Hi : ) Especially hi to all the folks who are brand new to this blog. I just wanted to write a very quick letter (aka blog) because of an inboxed message that I received today.
The message was from a person that I know, and they have kids of their own. Their children do not have any special needs. The message was sent because this person was a bit hurt that I have implied that they do not 'understand' and that we special needs parents have a bond that other people don't 'get'.
I read this, then re-read it. I did reply, and I would like to share with you what I said, because I, in no way, have meant to offend or alienate anyone- I realize all (or most) parents love their children with all of their hearts, fight for them on a daily basis, and have strong bonds with them. I would never imply otherwise. I have a daughter without any special needs, and I feel the same love, dedication and devotion to her as I feel for Logan- its just a little bit different.
What I mean when I say that special needs parents have a bond is this:
Parenting a child is tough. I get that. I have done that, and am doing that. You have your child, he/she grows, develops a personality, learns his/her ABC's, enrolls in school, maybe joins soccer/brownies/swimming- whatever. I did all of this with Abby, I get it. She was an early talker, and picked things up very quickly. She went to school, made friends, brought home papers with star stickers on them. She played soccer (albeit not very well) and we went to practices, games, had pictures taken- all that. She joined Brownie's, after school programs, got invited to birthday parties. She received awards, did Science projects, and made Christmas lists.
I proudly shared these moments with others. I called up friends and relayed her progress "Abby won a trophy! Abby got straight A's!"
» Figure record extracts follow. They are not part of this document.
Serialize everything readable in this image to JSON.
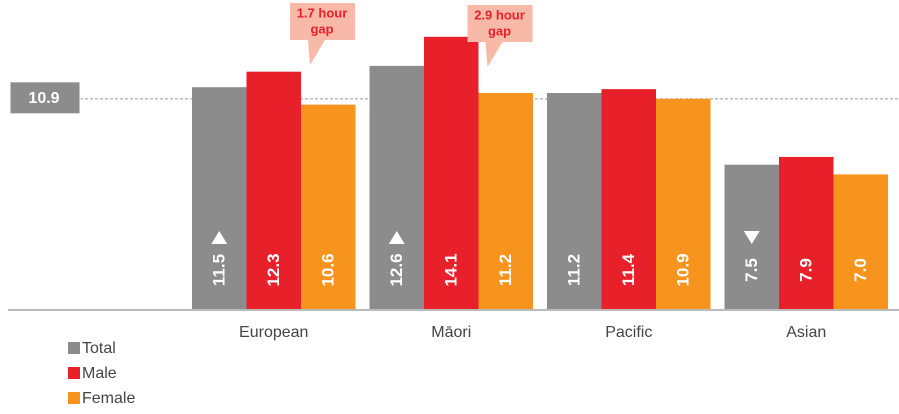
{
  "chart_data": {
    "type": "bar",
    "categories": [
      "European",
      "Māori",
      "Pacific",
      "Asian"
    ],
    "series": [
      {
        "name": "Total",
        "color": "#8c8c8c",
        "values": [
          11.5,
          12.6,
          11.2,
          7.5
        ],
        "value_labels": [
          "11.5",
          "12.6",
          "11.2",
          "7.5"
        ],
        "markers": [
          "up",
          "up",
          null,
          "down"
        ]
      },
      {
        "name": "Male",
        "color": "#e8202a",
        "values": [
          12.3,
          14.1,
          11.4,
          7.9
        ],
        "value_labels": [
          "12.3",
          "14.1",
          "11.4",
          "7.9"
        ]
      },
      {
        "name": "Female",
        "color": "#f7941d",
        "values": [
          10.6,
          11.2,
          10.9,
          7.0
        ],
        "value_labels": [
          "10.6",
          "11.2",
          "10.9",
          "7.0"
        ]
      }
    ],
    "ylim": [
      0,
      16
    ],
    "reference_value": 10.9,
    "annotations": [
      {
        "text": [
          "1.7 hour",
          "gap"
        ],
        "category": 0
      },
      {
        "text": [
          "2.9 hour",
          "gap"
        ],
        "category": 1
      }
    ],
    "legend": "bottom-left"
  }
}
When you have a child with any significant special needs- now, this can be mental, emotional or physical- this can even be illness or injury related- but if you have a child who has needs, the things I listed above may be extremely difficult to achieve, or absent all together. This makes parenting a child with special needs extremely lonely. If you are lacking things to brag about, or if your things are very small (to others, not to you!), some parents might not appreciate this huge achievement the way a parent who is experiencing this might. I mean honestly- if your little Susie just won Class President today, but your friend's teenager learned to tie his shoes today, although you may realize this is an accomplishment, you might not understand that this achievement feels the same to us- see what I mean?
When you have another parent who has a child that has also watched an entire class of kids pass by- you have a bond. When you have another parent who has a child who does not get invited to birthday parties, cannot pass in a Science project, cannot write out a Christmas list- you have a bond. You have an unspoken understanding- you know how that parent feels.
I have been, and continue to be on both sides of this fence. I have one child who excels- she is fantastic at anything she sets her mind to doing, and I have one child who struggles to write his own name. I love them equally, but I support them differently. Unless you have a child who needs this type of "different" support, you can't relate- as hard as you may try.
I don't want to make anyone feel like I am saying they are less of a parent- that's not IN ANY WAY what I am saying! You SHOULD be proud, you should share the excitement of trophies and awards and good grades. I WANT to hear about those things! I'm proud of your child too, because its tough to be a kid these days. I love parents who want to brag! I just want you to know that although I am happy for you and your child, I am envious at times. I wouldn't trade Logan for anything- and I wouldn't change him. I wish things were easier for him, yes, but I would never want him to be different.
I just want you all to know- although I may post about our struggles, his struggles- and I may post about our fight- I understand that every parent is fighting, and every child struggles with something at some point. I am on a more difficult journey than some of you, and some of you are on a more difficult journey than I am, but we are all on a journey that hopefully ends with our kids growing into happy adults.